Optimal Static Mutation Strength Distributions for the $(1+λ)$ Evolutionary Algorithm on OneMax
This work provides a foundational understanding of optimal static parameter distributions for evolutionary algorithm researchers, potentially informing the design of more effective algorithms.
This paper introduces an algorithm to compute optimal static mutation strength distributions for the (1+λ) evolutionary algorithm on the OneMax problem. The authors found that for sufficiently large population sizes, these optimal distributions can be complex and counter-intuitive, and they evaluated the performance regrets of commonly used mutation distributions.

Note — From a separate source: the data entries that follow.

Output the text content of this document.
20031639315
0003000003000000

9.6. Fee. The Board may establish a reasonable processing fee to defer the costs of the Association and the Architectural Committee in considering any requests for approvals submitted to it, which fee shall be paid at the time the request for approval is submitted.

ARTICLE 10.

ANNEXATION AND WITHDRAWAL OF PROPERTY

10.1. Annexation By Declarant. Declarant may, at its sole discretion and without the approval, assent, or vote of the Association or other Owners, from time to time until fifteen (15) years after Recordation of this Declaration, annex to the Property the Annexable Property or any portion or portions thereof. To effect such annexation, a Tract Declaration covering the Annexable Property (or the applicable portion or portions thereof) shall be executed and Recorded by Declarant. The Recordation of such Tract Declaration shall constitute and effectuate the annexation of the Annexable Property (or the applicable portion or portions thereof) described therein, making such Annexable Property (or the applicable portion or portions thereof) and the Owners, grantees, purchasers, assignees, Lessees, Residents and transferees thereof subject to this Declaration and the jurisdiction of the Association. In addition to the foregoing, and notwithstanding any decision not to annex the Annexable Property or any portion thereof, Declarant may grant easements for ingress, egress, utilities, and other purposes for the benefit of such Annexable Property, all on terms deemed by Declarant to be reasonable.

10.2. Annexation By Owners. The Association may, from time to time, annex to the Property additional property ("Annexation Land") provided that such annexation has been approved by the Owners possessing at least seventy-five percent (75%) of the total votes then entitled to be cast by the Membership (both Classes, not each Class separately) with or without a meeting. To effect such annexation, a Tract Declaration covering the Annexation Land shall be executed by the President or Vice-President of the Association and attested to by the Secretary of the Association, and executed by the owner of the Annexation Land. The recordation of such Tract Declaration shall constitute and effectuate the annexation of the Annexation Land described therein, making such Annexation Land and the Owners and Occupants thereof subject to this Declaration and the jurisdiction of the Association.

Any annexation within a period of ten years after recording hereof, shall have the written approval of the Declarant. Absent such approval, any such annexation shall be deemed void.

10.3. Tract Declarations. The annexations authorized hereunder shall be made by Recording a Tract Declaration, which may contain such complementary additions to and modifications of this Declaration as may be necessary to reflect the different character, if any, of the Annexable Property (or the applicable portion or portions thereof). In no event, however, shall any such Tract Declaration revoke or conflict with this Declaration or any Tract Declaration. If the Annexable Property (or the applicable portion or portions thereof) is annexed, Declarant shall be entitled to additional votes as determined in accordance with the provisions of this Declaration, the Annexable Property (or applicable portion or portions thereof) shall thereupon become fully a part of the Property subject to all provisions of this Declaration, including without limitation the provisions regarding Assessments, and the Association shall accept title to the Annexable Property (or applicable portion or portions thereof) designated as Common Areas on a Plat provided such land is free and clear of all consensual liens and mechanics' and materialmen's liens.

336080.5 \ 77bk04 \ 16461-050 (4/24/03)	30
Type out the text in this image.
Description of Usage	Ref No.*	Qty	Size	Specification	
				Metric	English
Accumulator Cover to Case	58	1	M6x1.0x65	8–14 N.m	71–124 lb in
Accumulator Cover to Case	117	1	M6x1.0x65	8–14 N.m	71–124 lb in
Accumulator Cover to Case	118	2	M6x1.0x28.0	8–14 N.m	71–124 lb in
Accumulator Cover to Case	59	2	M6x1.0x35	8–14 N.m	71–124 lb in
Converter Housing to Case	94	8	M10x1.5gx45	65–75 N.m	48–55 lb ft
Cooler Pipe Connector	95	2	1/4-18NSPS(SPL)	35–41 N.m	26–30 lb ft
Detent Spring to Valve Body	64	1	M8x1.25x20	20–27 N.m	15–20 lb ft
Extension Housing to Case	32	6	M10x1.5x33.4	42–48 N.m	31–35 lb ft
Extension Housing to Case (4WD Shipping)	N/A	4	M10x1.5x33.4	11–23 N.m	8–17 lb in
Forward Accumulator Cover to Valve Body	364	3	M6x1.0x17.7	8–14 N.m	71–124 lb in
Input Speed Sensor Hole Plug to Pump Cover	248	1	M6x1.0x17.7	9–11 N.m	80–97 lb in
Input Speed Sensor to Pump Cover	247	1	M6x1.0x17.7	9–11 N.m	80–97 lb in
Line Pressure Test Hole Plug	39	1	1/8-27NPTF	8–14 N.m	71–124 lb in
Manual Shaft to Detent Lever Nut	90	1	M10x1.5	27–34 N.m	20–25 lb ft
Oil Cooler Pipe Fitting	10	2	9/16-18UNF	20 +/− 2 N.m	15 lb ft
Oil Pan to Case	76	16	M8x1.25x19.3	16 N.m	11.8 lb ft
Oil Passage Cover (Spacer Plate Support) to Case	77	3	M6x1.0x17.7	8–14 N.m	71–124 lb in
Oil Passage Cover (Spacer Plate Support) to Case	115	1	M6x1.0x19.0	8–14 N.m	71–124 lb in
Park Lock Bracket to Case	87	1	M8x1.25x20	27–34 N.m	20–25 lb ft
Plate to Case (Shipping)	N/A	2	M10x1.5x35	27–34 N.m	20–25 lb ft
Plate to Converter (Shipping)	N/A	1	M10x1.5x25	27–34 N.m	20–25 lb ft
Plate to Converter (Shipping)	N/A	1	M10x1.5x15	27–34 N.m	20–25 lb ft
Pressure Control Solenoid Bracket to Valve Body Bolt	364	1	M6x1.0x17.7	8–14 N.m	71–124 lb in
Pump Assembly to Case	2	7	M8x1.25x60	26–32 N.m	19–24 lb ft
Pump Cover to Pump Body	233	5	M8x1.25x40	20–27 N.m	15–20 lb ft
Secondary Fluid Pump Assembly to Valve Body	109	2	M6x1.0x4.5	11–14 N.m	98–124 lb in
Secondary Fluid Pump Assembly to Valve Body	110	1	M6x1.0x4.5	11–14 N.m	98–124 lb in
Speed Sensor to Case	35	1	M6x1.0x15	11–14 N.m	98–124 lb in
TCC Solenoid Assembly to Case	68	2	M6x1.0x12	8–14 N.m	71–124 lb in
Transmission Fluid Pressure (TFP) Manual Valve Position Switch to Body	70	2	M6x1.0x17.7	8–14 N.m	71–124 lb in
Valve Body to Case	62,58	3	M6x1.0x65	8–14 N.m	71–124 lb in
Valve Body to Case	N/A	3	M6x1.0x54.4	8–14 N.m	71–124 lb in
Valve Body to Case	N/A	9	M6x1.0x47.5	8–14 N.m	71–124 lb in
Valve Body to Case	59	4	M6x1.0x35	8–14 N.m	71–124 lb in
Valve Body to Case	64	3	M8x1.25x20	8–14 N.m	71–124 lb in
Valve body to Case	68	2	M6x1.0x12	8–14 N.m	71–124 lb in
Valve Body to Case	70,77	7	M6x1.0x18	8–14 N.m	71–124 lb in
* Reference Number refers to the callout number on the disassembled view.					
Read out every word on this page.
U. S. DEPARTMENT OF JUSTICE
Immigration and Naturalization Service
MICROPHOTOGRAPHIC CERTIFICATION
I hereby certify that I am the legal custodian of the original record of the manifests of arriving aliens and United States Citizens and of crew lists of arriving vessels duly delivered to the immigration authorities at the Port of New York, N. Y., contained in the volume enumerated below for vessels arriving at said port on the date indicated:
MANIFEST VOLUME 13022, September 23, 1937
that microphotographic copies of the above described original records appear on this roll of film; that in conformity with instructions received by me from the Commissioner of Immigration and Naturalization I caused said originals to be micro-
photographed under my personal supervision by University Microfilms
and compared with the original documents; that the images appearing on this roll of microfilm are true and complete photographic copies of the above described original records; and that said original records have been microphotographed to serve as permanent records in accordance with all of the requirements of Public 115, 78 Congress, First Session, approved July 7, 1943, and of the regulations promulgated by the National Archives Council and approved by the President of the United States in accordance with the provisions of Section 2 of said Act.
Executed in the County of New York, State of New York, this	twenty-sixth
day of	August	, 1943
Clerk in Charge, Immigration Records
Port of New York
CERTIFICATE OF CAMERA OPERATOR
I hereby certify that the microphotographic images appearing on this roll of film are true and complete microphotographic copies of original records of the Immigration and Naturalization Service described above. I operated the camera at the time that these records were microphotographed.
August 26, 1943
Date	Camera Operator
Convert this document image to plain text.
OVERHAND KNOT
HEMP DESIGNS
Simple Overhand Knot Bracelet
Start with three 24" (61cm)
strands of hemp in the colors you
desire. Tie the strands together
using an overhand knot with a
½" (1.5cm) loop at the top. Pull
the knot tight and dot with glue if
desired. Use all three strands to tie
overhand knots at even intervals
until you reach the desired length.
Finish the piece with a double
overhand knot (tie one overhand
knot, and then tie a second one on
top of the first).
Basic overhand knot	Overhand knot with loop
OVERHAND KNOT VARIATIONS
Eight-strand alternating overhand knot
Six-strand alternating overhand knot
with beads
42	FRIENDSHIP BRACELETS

Most evolutionary algorithms have parameters, which allow a great flexibility in controlling their behavior and adapting them to new problems. To achieve the best performance, it is often needed to control some of the parameters during optimization, which gave rise to various parameter control methods. In recent works, however, similar advantages have been shown, and even proven, for sampling parameter values from certain, often heavy-tailed, fixed distributions. This produced a family of algorithms currently known as "fast evolution strategies" and "fast genetic algorithms". However, only little is known so far about the influence of these distributions on the performance of evolutionary algorithms, and about the relationships between (dynamic) parameter control and (static) parameter sampling. We contribute to the body of knowledge by presenting, for the first time, an algorithm that computes the optimal static distributions, which describe the mutation operator used in the well-known simple $(1+λ)$ evolutionary algorithm on a classic benchmark problem OneMax. We show that, for large enough population sizes, such optimal distributions may be surprisingly complicated and counter-intuitive. We investigate certain properties of these distributions, and also evaluate the performance regrets of the $(1+λ)$ evolutionary algorithm using commonly used mutation distributions.